Now, ABC is going to come into the crosshairs here because certainly the questions that they asked, and the follow-ups, were more hostile towards Trump than they were towards Harris. Would you say that they were biased against Trump? Well, I would say that they were more focused on fact-finding, and Trump, more frequently than Harris and more frequently than any politician at that level, is making up his own facts. And they were doing a fair amount of fact-checking in real time. I would say there was a little bit of bias in the sense that there were a couple of places they could have been fact-checking Kamala Harris, and they didn't. And I think they could have done a better job of that. I also think that they gave Trump much more time to follow up when he wanted to, and they typically cut off Harris at the end of her time. You could say that that's bias in favor of Trump, except it didn't help Trump. It actually hurt Trump because the longer he was speaking, the more rattled and unhinged he appeared to be.

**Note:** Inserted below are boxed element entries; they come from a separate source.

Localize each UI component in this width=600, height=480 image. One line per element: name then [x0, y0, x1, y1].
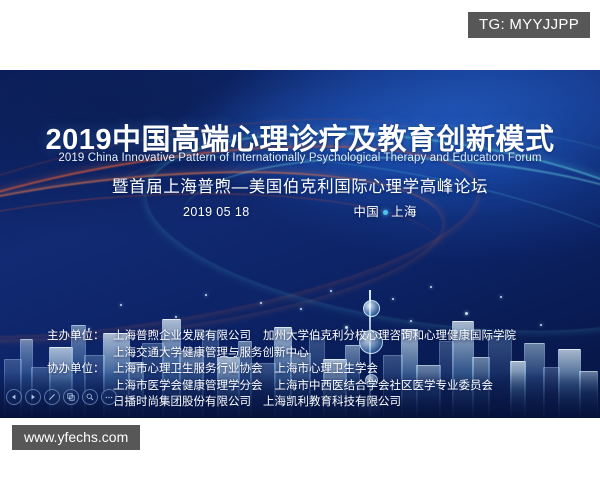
telegram-watermark-badge: TG: MYYJJPP — [468, 12, 590, 38]
background-light-sweep-right — [174, 70, 600, 259]
background-light-sweep-left — [0, 70, 600, 267]
poster-location: 中国上海 — [353, 201, 417, 220]
organizer-name: 上海市医学会健康管理学分会 — [113, 378, 263, 395]
organizer-row: 协办单位： 上海市心理卫生服务行业协会 上海市心理卫生学会 — [47, 361, 516, 378]
organizer-row: 主办单位： 日播时尚集团股份有限公司 上海凯利教育科技有限公司 — [47, 394, 516, 411]
organizer-name: 上海交通大学健康管理与服务创新中心 — [113, 345, 309, 362]
organizer-name: 日播时尚集团股份有限公司 — [113, 394, 251, 411]
edit-pen-icon[interactable] — [44, 389, 60, 405]
image-toolbar[interactable] — [6, 389, 117, 405]
poster-date: 2019 05 18 — [183, 205, 250, 219]
location-dot-icon — [383, 210, 388, 215]
poster-meta-row: 2019 05 18 中国上海 — [0, 201, 600, 220]
organizer-values: 日播时尚集团股份有限公司 上海凯利教育科技有限公司 — [113, 394, 401, 411]
site-url-watermark-badge: www.yfechs.com — [12, 425, 140, 450]
organizer-values: 上海市医学会健康管理学分会 上海市中西医结合学会社区医学专业委员会 — [113, 378, 493, 395]
previous-icon[interactable] — [6, 389, 22, 405]
organizer-values: 上海交通大学健康管理与服务创新中心 — [113, 345, 309, 362]
organizer-row: 主办单位： 上海交通大学健康管理与服务创新中心 — [47, 345, 516, 362]
organizer-row: 主办单位： 上海普煦企业发展有限公司 加州大学伯克利分校心理咨询和心理健康国际学… — [47, 328, 516, 345]
copy-icon[interactable] — [63, 389, 79, 405]
organizer-name: 上海市心理卫生学会 — [275, 361, 379, 378]
organizer-name: 上海凯利教育科技有限公司 — [263, 394, 401, 411]
organizer-row: 主办单位： 上海市医学会健康管理学分会 上海市中西医结合学会社区医学专业委员会 — [47, 378, 516, 395]
organizer-label-host: 主办单位： — [47, 328, 113, 345]
organizer-values: 上海普煦企业发展有限公司 加州大学伯克利分校心理咨询和心理健康国际学院 — [113, 328, 516, 345]
organizer-list: 主办单位： 上海普煦企业发展有限公司 加州大学伯克利分校心理咨询和心理健康国际学… — [47, 328, 516, 411]
organizer-name: 上海市中西医结合学会社区医学专业委员会 — [275, 378, 494, 395]
organizer-name: 上海市心理卫生服务行业协会 — [113, 361, 263, 378]
organizer-name: 加州大学伯克利分校心理咨询和心理健康国际学院 — [263, 328, 516, 345]
poster-location-city: 上海 — [391, 205, 417, 219]
more-icon[interactable] — [101, 389, 117, 405]
organizer-name: 上海普煦企业发展有限公司 — [113, 328, 251, 345]
conference-poster-image: 2019中国高端心理诊疗及教育创新模式 2019 China Innovativ… — [0, 70, 600, 418]
poster-location-country: 中国 — [353, 205, 379, 219]
play-next-icon[interactable] — [25, 389, 41, 405]
poster-english-subtitle: 2019 China Innovative Pattern of Interna… — [0, 152, 600, 164]
organizer-label-coorganizer: 协办单位： — [47, 361, 113, 378]
search-icon[interactable] — [82, 389, 98, 405]
organizer-values: 上海市心理卫生服务行业协会 上海市心理卫生学会 — [113, 361, 378, 378]
poster-secondary-title: 暨首届上海普煦—美国伯克利国际心理学高峰论坛 — [0, 173, 600, 197]
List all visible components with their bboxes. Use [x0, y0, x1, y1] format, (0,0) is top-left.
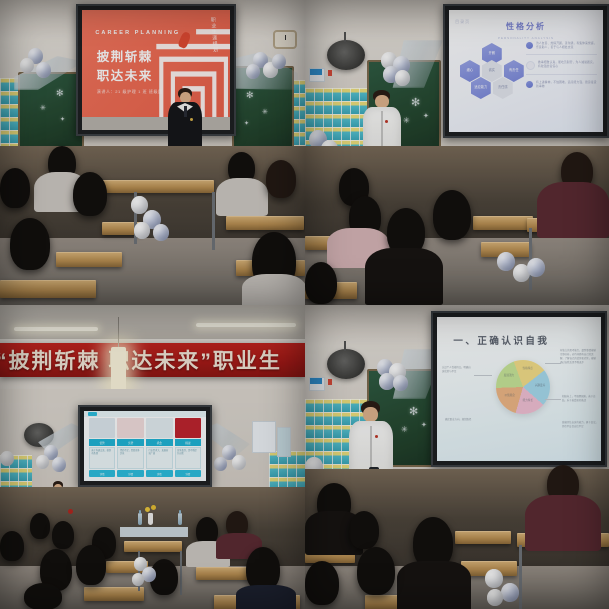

So, I'd certainly say if you were looking at this debate, in terms of who you thought actually came across as a winner, and you had uncertainty as a potential voter, in the way that Biden/Trump would have been 95%, Trump, Harris/Trump would be 80% Harris. Now, if you're a partisan on the Harris or Trump side, it didn't matter what was going to happen, and you're going to say that your side won, no matter what. If you're trying to defend Trump tomorrow on air, you're going to say, “This was three-on-one. This was an ABC dogpile. They're the fake news. They should be shut down.” And I suspect Trump will be saying that, both directly and with his proxies tomorrow.
But the fact is, he did not perform, and he is a 78-year-old man. He has not been particularly on point or on message in lots of his rallies recently, if you've watched them, or at the Economics Club in New York last week, if you watch that speech, he has vulnerabilities. And Kamala Harris, who had not been tested at this level before, this is, you know, a presidential debate, she's the nominee., it's the biggest spot of her life, and she gave the best performance of her vice presidency, in my view. Was she, you know, Obama in terms of masterful and soaring rhetoric? No. was she Reagan? Same, no. But was she capable of sounding presidential, sounding like a leader, and thumping Trump pretty hard? Absolutely, yes. I think this is an incredibly tight race. It's essentially a coin flip. I think this will probably give Harris a little bit more momentum that had tapped out after the convention. But it's probably not going to move her 2 or 3 points. It might move her half a point or a point.
It's very, very tight. And I still think this election is very much open over the next couple months. But Harris did herself significant favors, Trump did himself none, over the last couple of hours, and that's the news going into tomorrow. That's my view. Best I can do. You can disagree with it, but you know, I at least try to tell you what I think is going on honestly, and I'll talk to you all real soon.